The FII flows could have possibly risen on two counts.
First being, US Federal Reserve (US Fed) keeping interest rates steady in its last review meeting. The chairman indicated the likelihood of just two hikes going forward in this calendar year as compared to the expectation of four. An increase in the rates by the US Fed is a negative for India. Reason being, the flow of money coming to India from the developed nations would come to a halt. As yields on US Treasuries increase owing to a hike in interest rates, people would prefer to park their money in US Treasuries. They are perceived to be a safe haven investment as compared to equities in the emerging markets. Thus, a decision of steady interest rates by Fed led to an increase in the FII flow in the country.
Second being, the expectation that the Reserve Bank of India (RBI) might cut key rates in the next Monetary Policy review on April 5. The Union Budget for 2016-17 stuck to the earlier fiscal deficit target of 3.5% of gross domestic product for FY17. However, Vivek Kaul in his recent article has raised concerns on the government adhering to the fiscal deficit target. Click here to read this interesting piece.
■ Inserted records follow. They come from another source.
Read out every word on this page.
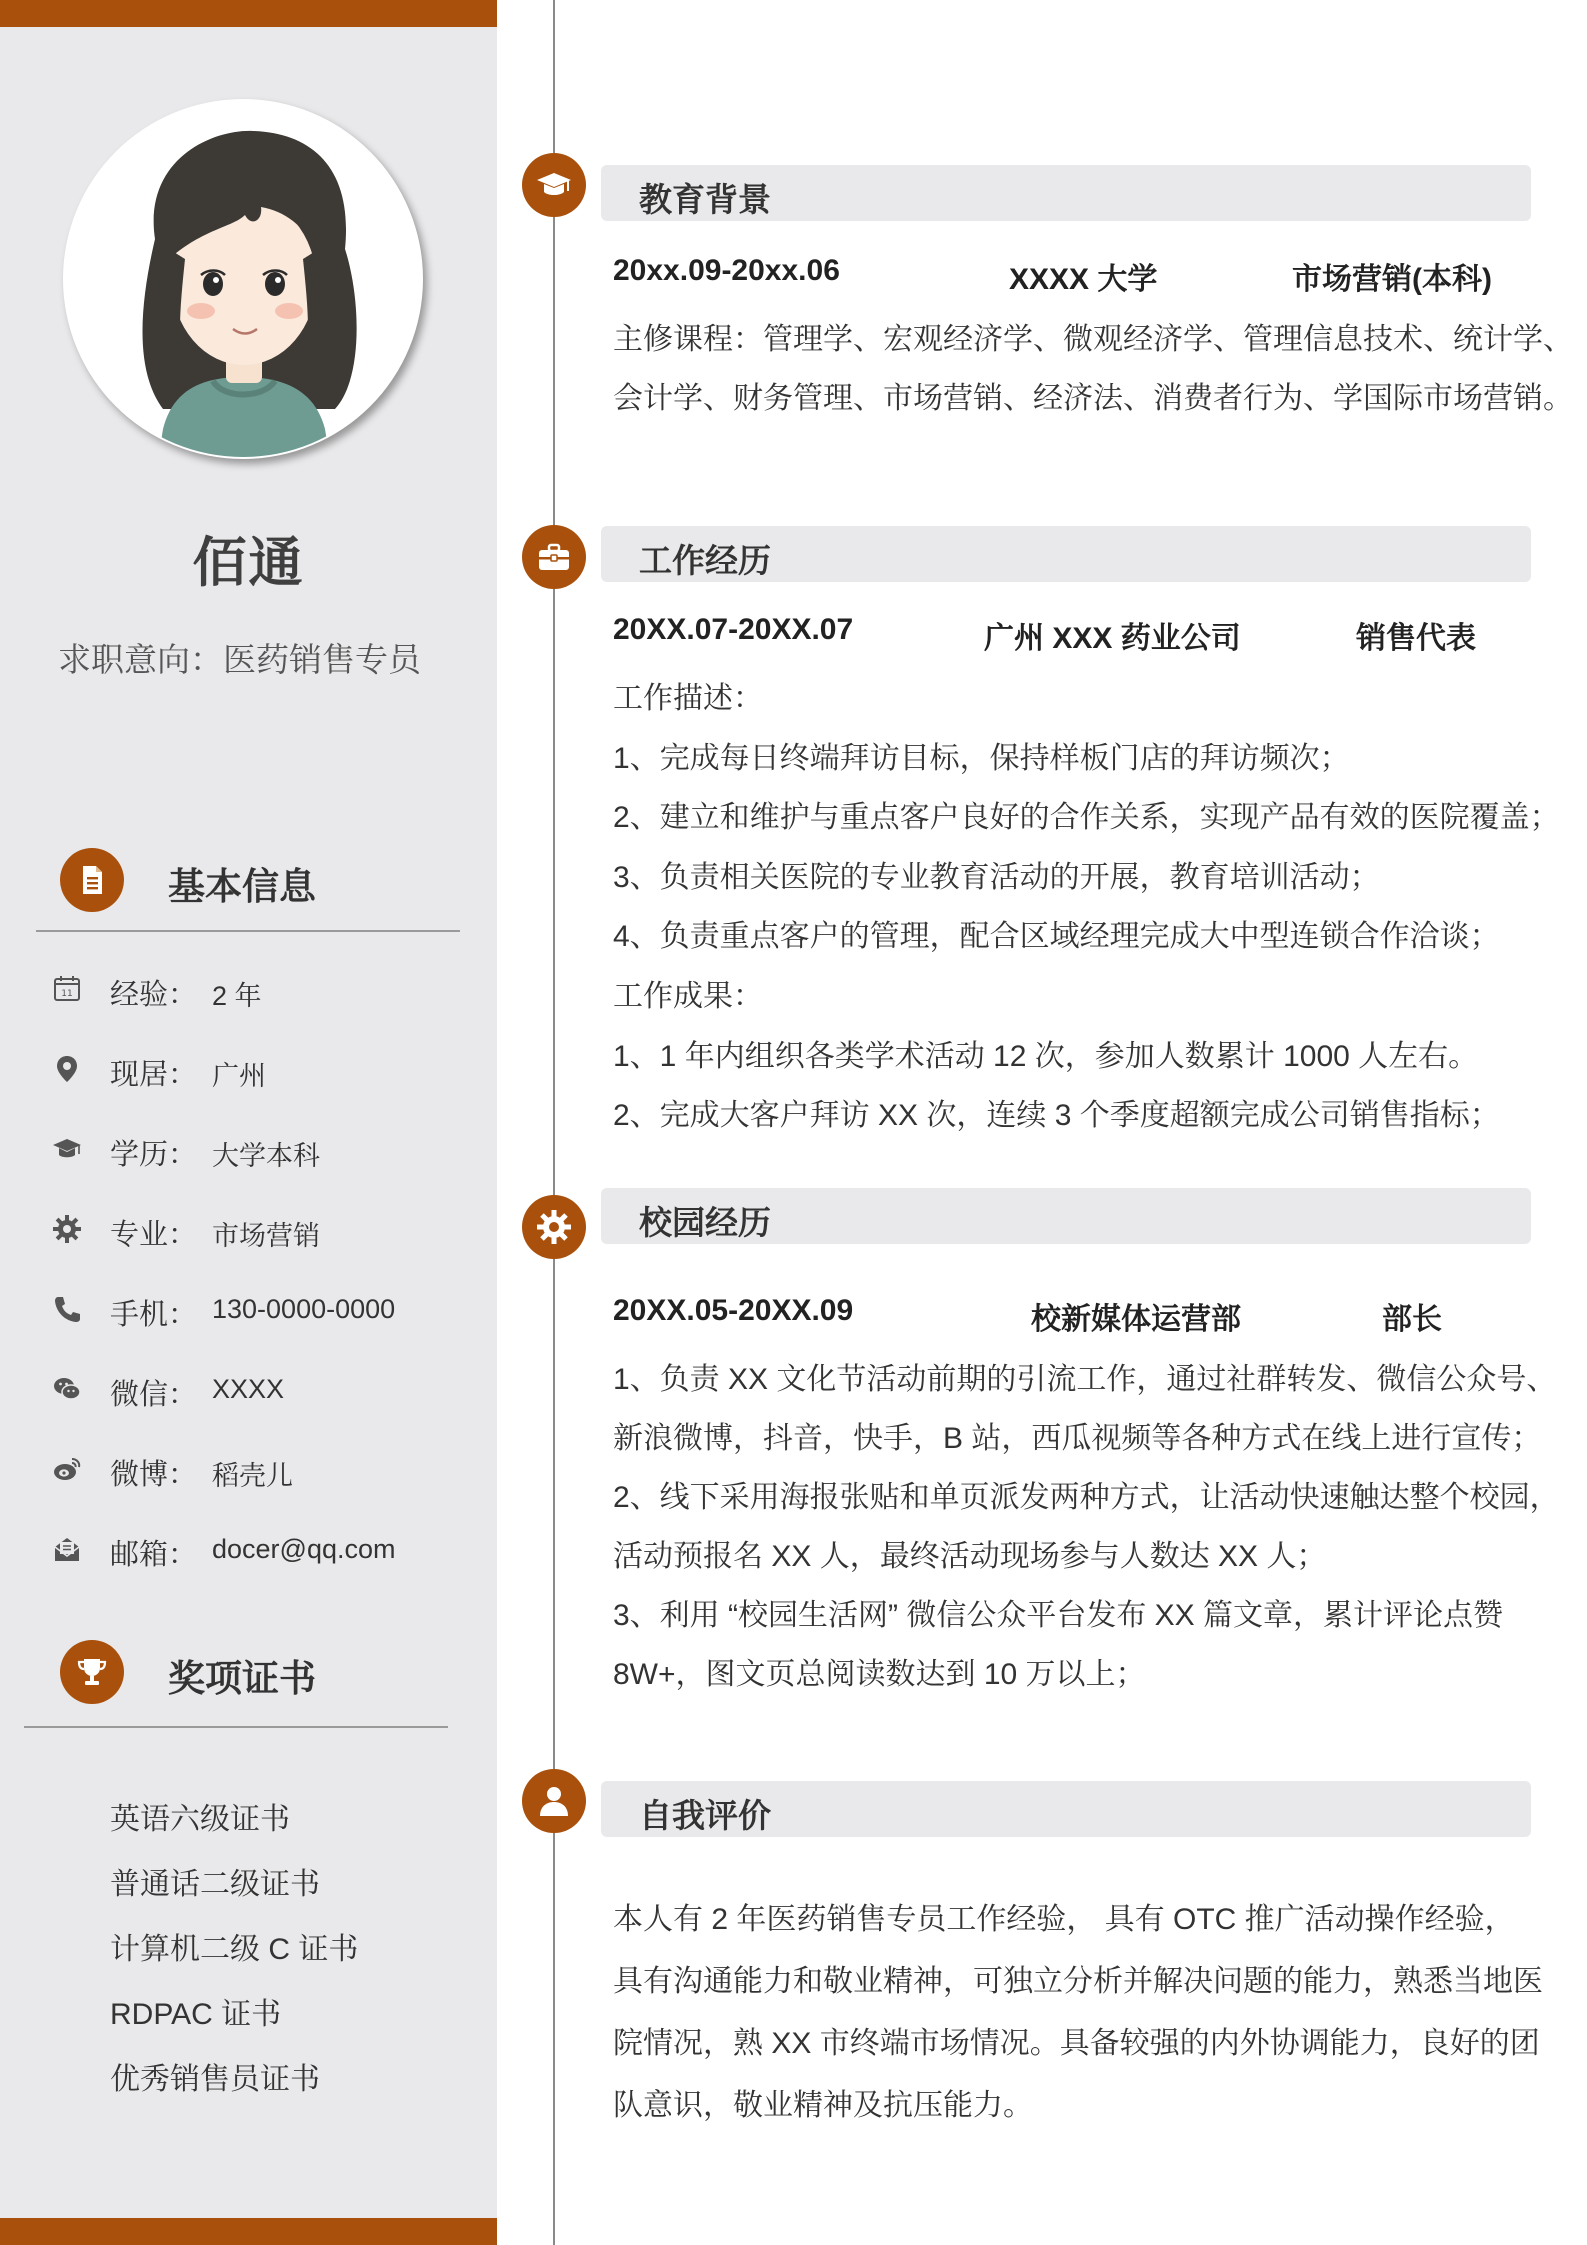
佰通
求职意向：医药销售专员
基本信息
11 经验： 2 年
现居： 广州
学历： 大学本科
专业： 市场营销
手机： 130-0000-0000
微信： XXXX
微博： 稻壳儿
邮箱： docer@qq.com
奖项证书
英语六级证书
普通话二级证书
计算机二级 C 证书
RDPAC 证书
优秀销售员证书
教育背景
20xx.09-20xx.06	XXXX 大学	市场营销(本科)
主修课程：管理学、宏观经济学、微观经济学、管理信息技术、统计学、
会计学、财务管理、市场营销、经济法、消费者行为、学国际市场营销。
工作经历
20XX.07-20XX.07	广州 XXX 药业公司	销售代表
工作描述：
1、完成每日终端拜访目标，保持样板门店的拜访频次；
2、建立和维护与重点客户良好的合作关系，实现产品有效的医院覆盖；
3、负责相关医院的专业教育活动的开展，教育培训活动；
4、负责重点客户的管理，配合区域经理完成大中型连锁合作洽谈；
工作成果：
1、1 年内组织各类学术活动 12 次，参加人数累计 1000 人左右。
2、完成大客户拜访 XX 次，连续 3 个季度超额完成公司销售指标；
校园经历
20XX.05-20XX.09	校新媒体运营部	部长
1、负责 XX 文化节活动前期的引流工作，通过社群转发、微信公众号、
新浪微博，抖音，快手，B 站，西瓜视频等各种方式在线上进行宣传；
2、线下采用海报张贴和单页派发两种方式，让活动快速触达整个校园，
活动预报名 XX 人，最终活动现场参与人数达 XX 人；
3、利用 “校园生活网” 微信公众平台发布 XX 篇文章，累计评论点赞
8W+，图文页总阅读数达到 10 万以上；
自我评价
本人有 2 年医药销售专员工作经验， 具有 OTC 推广活动操作经验，
具有沟通能力和敬业精神，可独立分析并解决问题的能力，熟悉当地医
院情况，熟 XX 市终端市场情况。具备较强的内外协调能力，良好的团
队意识，敬业精神及抗压能力。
However, the ground realities have not changed. Companies have missed their profit estimates. Earnings have not improved significantly. Key indicators indicating a pick-up in the growth scenario are suppressed. Indicators such as two-wheeler sales, bank loan growth, electricity consumption and corporate earnings have not showed any signs of improvement, despite India being one of the fastest growing countries in the world.
Typically, markets tend to be driven by sentiments in the short run, which explains the volatile swings. However, in the long run, stock markets catch up with the fundamentals. For the markets to rally in the long run, corporate earnings need to improve substantially. Unless that happens, it is unlikely that the rally would sustain.